Only support Chinese-spoken audios. Otherwise, it will raise a GXAI5000 error when the audio is provided in another (unknown) language.
For example, taking the following Chinese-spoken audio, you will get the result detailed on the below table.
Provider |
Output |
Benchmark |
Alibaba |
{
"Text": "提出的第一个问题是什么是冰山冰山是一个自动生成软件,程序的工具,例如为应用程序和智能设备始终处于技术发展的最前沿。"
"Confidence": 1.0
}
|
13160ms |
Baidu |
{
"Text": "提出的第一个问题是一个自动生成软件程序的工具,例如应用程序,智能设备始终处于技术发展的最前沿",
"Confidence": 1.0
}
|
101354ms |
Tencent |
{
"Text": "提出的第一个问题是什么仅三十一个自动生成软件程序的工具例如应用程序可智能设备始终处于技术发展的最前沿",
"Confidence": 1.0
}
|
98457ms |
The audio file must be uploaded to Amazon S3. In case you have set Storage Provider property with your Amazon credentials, any audio will be automatically stored on your S3 bucket to be processed. In another case, you must provide an URL with one of the following expressions:
+ http://{bucket}.s3.amazonaws.com/{path/to/filename.ext}
+ http://{bucket}.s3-{region}.amazonaws.com/{path/to/filename.ext}
+ http://s3.amazonaws.com/{bucket}/{path/to/filename.ext}
+ http://s3-{region}.amazonaws.com/{bucket}/{path/to/filename.ext}
The {region} must match with the region of your access credentials (or can be empty only when your region is 'us-east-1').
-
Input audio format depends on the provider type.
- Amazon WS supports mp3, mp4, wav and flac.
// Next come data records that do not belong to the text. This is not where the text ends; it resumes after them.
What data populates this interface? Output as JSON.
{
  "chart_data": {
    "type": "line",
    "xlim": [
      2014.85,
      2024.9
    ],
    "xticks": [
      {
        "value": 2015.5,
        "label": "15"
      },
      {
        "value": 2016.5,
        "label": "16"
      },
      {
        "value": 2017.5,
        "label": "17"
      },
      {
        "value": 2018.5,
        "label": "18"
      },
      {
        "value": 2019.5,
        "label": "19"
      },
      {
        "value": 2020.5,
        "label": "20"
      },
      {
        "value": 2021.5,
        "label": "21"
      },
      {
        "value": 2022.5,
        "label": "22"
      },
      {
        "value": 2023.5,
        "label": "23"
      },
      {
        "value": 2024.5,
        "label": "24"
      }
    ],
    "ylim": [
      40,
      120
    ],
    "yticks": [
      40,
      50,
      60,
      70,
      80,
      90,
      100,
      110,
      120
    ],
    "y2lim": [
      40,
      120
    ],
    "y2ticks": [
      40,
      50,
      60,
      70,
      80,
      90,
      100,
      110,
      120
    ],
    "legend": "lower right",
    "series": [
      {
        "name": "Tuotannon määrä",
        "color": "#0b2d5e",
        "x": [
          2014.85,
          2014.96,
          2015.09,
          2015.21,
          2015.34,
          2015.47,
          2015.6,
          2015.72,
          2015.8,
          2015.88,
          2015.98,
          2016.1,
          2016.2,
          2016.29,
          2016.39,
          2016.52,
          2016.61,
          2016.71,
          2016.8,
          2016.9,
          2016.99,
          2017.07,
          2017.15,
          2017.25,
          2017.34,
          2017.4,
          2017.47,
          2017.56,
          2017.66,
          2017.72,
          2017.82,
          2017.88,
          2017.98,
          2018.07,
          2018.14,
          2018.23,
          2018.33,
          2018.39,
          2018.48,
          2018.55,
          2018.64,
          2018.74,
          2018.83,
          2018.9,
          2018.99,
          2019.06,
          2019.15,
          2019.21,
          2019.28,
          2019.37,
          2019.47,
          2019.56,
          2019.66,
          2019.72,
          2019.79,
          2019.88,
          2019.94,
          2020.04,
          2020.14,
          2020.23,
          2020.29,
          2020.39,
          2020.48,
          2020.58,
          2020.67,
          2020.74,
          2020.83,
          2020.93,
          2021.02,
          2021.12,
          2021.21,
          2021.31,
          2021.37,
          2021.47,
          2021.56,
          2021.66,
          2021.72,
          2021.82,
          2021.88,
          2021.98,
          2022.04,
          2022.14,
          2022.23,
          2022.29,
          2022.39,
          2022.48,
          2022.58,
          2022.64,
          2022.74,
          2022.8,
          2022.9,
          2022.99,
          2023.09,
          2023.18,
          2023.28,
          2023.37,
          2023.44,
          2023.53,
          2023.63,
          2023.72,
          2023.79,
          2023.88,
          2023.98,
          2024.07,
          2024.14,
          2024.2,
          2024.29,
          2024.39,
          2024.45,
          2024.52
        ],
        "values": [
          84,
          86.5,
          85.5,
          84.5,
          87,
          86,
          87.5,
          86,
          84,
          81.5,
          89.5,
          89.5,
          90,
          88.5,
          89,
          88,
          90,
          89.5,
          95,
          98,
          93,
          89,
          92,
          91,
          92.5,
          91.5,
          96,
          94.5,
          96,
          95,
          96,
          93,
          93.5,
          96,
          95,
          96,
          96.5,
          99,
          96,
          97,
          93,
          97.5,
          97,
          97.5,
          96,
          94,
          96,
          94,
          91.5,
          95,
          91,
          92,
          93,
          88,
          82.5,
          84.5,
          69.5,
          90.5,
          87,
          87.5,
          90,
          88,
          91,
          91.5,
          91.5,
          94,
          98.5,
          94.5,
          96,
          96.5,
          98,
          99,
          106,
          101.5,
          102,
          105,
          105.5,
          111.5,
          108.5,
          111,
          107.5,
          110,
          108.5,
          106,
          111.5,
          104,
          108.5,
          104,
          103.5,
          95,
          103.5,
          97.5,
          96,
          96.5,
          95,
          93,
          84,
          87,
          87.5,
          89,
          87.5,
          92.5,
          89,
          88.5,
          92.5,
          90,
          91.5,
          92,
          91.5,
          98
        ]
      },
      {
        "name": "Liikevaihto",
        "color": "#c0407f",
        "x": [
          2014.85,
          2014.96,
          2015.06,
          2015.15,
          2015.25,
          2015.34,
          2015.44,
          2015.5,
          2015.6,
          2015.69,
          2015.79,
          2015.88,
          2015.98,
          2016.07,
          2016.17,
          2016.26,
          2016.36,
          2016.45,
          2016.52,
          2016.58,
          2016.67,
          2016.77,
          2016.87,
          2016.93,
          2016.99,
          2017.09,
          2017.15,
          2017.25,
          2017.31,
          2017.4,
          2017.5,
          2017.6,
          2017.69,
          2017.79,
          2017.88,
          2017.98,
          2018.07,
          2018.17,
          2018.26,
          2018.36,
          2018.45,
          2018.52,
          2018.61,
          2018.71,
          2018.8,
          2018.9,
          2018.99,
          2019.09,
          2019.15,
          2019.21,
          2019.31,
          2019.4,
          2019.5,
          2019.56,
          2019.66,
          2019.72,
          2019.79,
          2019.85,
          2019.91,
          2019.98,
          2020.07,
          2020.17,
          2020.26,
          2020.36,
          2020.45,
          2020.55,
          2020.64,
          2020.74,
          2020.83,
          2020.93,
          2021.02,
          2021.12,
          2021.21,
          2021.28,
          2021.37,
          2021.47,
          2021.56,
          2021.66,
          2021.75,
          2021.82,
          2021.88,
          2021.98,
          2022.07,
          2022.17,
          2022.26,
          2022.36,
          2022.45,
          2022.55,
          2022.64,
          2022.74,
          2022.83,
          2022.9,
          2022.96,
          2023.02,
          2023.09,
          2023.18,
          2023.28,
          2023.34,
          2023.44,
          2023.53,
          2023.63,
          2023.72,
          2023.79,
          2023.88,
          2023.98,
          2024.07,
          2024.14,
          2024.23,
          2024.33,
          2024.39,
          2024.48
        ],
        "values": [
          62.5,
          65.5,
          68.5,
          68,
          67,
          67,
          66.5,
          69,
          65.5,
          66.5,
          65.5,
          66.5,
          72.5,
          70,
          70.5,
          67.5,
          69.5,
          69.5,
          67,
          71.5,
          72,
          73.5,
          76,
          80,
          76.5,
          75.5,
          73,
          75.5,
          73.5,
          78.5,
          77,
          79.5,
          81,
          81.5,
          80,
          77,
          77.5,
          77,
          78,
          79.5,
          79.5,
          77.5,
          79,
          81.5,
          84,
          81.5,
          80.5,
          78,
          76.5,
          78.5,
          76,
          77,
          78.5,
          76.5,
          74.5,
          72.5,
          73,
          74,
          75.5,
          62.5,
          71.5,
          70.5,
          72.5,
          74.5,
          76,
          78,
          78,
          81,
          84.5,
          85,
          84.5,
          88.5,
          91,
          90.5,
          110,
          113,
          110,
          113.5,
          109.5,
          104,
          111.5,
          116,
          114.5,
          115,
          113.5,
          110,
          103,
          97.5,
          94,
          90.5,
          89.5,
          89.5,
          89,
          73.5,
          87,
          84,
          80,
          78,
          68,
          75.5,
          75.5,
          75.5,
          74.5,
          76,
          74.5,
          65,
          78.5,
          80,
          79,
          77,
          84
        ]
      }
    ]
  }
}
- Baidu AI supports pcm, wav, and amr.
- IBM Watson supports mp3, mp4, wav, ogg, flac and webm (GeneXus 16 Upgrade 0 only supports mp3)
- Microsoft Azure supports wav only.
- Google Cloud AI supports mp3, wav and ogg.
- Tencent AI supports wav only.
Use this site to verify your audio has an appropriate mime-type.
-
Audio format conversion can be done by using an external tool.
GeneXusAI integrates this feature automatically as an experimental feature if you follow these steps:
1) Download the ffmpeg tool depending on your server's operative system (i.e. Linux or Windows).
2) Attach the binary file to your knowledge base as a File object.
3) Set the Extract for {gen} Generator property in True, being '{gen}' your working generator (Java, .NET or .NET Core).
4) Set the {gen} Generator Extract Directory property with "Resources" value.
5) Ensure that the extracted binary file has execution permission where the webapp is running.
6) Give an &audio input to this task without worrying about its format.
Take into account that adding this feature the performance can be degraded.
IMPORTANT: As an experimental feature, no support is provided and it is subject to breaking changes without any advertisement. Use it at your own risk.
- Microsoft's Bing Speech API will be deprecated and its credentials must be updated to Speech API before October 2019.
This procedure is available as of GeneXus 16.